Jim Devine wrote                 "It doesn't deal with the problem of low 
aggregate demand, though (like unemployment insurance)
it may act as an automatic stabilizer."

Jim, how do you know there is a problem of low aggregate demand?

You see a staggering number of people unemployed and clearly you have assumed 
that the problem is low aggregate demand. On what do you base that assumption?
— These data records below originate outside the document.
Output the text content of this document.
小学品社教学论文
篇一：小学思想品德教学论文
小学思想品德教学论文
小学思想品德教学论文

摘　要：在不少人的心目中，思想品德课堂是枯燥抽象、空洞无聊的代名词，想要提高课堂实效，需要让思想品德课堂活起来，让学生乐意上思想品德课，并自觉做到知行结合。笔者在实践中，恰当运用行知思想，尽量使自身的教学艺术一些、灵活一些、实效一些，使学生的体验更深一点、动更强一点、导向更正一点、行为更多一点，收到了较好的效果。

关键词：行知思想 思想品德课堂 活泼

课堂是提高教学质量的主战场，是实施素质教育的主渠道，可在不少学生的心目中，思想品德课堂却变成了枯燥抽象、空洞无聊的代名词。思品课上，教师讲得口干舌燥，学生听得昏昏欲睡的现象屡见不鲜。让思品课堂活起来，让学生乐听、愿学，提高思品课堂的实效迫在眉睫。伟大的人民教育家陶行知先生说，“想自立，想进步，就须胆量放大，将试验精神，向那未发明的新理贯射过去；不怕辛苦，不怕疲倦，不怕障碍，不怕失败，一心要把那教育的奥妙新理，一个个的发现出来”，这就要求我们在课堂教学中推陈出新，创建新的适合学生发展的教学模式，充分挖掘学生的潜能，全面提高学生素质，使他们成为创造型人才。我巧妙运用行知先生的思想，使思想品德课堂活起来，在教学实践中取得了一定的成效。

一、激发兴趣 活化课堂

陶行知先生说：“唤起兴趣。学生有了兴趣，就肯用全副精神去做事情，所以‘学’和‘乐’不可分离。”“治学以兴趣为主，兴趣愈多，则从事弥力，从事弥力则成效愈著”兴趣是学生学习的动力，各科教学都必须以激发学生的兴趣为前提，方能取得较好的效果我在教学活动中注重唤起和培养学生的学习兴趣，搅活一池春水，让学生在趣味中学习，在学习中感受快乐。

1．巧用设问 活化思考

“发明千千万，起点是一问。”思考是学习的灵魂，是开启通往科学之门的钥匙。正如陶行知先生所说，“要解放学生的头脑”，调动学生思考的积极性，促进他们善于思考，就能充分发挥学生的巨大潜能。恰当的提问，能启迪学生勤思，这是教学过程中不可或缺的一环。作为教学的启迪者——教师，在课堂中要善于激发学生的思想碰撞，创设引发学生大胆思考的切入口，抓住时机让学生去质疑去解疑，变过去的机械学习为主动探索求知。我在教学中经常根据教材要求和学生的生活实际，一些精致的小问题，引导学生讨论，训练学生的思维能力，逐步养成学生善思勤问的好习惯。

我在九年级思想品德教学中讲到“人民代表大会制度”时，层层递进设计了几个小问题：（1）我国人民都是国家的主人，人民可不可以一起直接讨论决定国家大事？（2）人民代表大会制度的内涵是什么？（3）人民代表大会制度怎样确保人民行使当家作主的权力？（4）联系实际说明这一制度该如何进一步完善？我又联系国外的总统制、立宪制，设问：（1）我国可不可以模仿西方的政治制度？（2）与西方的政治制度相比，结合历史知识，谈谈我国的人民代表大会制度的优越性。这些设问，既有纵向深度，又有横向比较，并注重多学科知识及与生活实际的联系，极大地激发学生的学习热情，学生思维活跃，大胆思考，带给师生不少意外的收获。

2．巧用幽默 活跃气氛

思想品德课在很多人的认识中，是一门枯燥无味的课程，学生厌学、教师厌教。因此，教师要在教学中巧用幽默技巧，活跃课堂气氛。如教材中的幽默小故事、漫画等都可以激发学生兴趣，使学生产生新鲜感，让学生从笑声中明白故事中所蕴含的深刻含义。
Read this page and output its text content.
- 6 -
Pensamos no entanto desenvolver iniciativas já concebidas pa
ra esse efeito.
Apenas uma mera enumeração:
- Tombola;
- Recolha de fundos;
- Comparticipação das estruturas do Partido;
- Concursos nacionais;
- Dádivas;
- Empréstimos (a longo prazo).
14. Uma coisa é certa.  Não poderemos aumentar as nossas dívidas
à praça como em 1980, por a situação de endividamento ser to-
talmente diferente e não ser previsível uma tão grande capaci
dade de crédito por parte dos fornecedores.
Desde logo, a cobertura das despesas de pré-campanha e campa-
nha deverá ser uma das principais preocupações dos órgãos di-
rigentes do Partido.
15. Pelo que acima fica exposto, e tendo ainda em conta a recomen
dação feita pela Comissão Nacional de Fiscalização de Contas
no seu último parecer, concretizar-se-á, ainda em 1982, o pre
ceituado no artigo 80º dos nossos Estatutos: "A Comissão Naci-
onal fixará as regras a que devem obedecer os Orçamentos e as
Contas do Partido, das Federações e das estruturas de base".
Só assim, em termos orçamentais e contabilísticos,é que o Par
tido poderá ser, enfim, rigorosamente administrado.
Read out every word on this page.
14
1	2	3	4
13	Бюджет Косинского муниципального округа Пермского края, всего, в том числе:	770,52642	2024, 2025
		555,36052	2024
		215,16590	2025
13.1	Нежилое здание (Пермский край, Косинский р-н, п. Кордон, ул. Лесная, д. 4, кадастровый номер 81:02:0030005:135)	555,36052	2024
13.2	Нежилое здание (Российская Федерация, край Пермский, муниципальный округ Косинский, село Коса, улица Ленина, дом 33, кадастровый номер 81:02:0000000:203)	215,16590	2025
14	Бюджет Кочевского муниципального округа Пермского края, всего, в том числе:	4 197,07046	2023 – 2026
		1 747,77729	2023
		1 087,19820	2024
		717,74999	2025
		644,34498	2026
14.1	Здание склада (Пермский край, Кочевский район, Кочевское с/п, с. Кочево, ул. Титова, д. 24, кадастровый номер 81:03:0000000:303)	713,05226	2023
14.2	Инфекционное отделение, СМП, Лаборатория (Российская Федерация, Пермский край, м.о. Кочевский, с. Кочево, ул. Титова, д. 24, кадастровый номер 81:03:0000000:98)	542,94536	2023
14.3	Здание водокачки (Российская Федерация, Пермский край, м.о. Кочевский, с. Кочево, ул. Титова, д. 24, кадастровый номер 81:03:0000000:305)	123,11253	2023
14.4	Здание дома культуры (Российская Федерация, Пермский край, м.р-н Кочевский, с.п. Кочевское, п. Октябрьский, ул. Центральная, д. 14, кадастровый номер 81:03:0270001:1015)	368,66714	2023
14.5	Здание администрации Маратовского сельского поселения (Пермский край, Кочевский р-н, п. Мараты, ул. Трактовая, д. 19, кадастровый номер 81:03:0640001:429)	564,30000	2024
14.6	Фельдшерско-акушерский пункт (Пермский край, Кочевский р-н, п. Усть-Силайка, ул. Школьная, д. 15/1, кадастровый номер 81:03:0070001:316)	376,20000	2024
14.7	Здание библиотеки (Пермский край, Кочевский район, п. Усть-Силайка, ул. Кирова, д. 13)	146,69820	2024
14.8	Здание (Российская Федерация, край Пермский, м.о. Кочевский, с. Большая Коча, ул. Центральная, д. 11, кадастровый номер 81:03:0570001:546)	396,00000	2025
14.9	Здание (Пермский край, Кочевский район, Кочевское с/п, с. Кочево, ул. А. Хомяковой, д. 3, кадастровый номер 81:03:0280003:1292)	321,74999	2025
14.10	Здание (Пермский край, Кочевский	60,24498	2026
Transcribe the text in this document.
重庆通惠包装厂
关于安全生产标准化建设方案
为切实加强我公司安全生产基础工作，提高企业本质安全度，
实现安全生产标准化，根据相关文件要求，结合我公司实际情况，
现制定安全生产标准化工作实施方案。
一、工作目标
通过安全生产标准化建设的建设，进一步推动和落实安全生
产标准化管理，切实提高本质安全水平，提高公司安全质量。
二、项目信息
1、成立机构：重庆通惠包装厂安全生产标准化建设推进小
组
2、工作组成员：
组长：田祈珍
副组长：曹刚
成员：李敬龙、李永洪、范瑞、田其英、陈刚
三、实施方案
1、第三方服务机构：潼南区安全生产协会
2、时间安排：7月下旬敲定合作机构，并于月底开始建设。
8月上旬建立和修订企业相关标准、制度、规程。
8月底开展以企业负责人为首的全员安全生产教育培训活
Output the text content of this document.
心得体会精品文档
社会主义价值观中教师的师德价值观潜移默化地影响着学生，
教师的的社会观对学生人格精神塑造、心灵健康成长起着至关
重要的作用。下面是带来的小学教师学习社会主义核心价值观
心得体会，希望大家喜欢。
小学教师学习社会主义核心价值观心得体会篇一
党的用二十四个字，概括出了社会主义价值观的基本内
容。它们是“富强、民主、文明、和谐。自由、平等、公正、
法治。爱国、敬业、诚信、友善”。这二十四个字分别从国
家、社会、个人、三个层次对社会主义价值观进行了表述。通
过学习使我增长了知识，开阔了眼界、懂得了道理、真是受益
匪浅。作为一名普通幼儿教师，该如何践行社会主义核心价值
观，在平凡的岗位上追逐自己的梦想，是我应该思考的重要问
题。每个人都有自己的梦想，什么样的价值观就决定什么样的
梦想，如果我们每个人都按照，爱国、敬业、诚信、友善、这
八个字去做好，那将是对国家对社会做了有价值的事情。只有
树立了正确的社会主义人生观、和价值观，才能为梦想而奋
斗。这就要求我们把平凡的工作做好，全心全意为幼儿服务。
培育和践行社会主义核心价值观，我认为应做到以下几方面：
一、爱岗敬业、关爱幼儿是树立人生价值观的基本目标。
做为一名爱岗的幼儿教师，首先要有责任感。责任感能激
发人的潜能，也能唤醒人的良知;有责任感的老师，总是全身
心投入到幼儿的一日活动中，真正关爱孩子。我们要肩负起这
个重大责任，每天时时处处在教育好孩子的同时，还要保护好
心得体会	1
What if the problem suggested by the staggering number of unemployed in the US 
is not low aggregate demand, but rather an excess supply of labor relative to 
the appropriate aggregate demand?

If you were told that that is the problem that the macro level, what would your 
suggested solution be?

And going back a step, what is the proper way to measure whether aggregate 
demand is low, high, or just right? If there are unemployed people in numbers 
above some conventional rule, do you conclude automatically that aggregate 
demand is low, without consideration of any other thing?

Or should aggregate demand be compared with a measure of natural resources and 
or pollution sinks?

Please tell me how you know whether aggregate demand is low, high, or just 
right.  

Gene Coyle

> unemployment insurance) it may act as an automatic stabilizer."

> It doesn't deal with the problem of low aggregate demand, though (like
> unemployment insurance) it may act as an automatic stabilizer.
On Oct 5, 2011, at 7:31 PM, Jim Devine wrote:

> Sean Andrews wrote:
>> So I realize that there is some intense debate about this--and I know
>> I could search the archives to find out what it is about--but what, in
>> short, is wrong with this kind of plan, at least as a short term
>> measure?
> 
> there's nothing wrong with it. It's also not especially wonderful
> either. Job-sharing of this sort is a kind of unemployment insurance.
> It doesn't deal with the problem of low aggregate demand, though (like
> unemployment insurance) it may act as an automatic stabilizer. It does
> lower _measured_ unemployment (as usually measured).
> -- 
> Jim Devine /  "Segui il tuo corso, e lascia dir le genti." (Go your
> own way and let people talk.) -- Karl, paraphrasing Dante.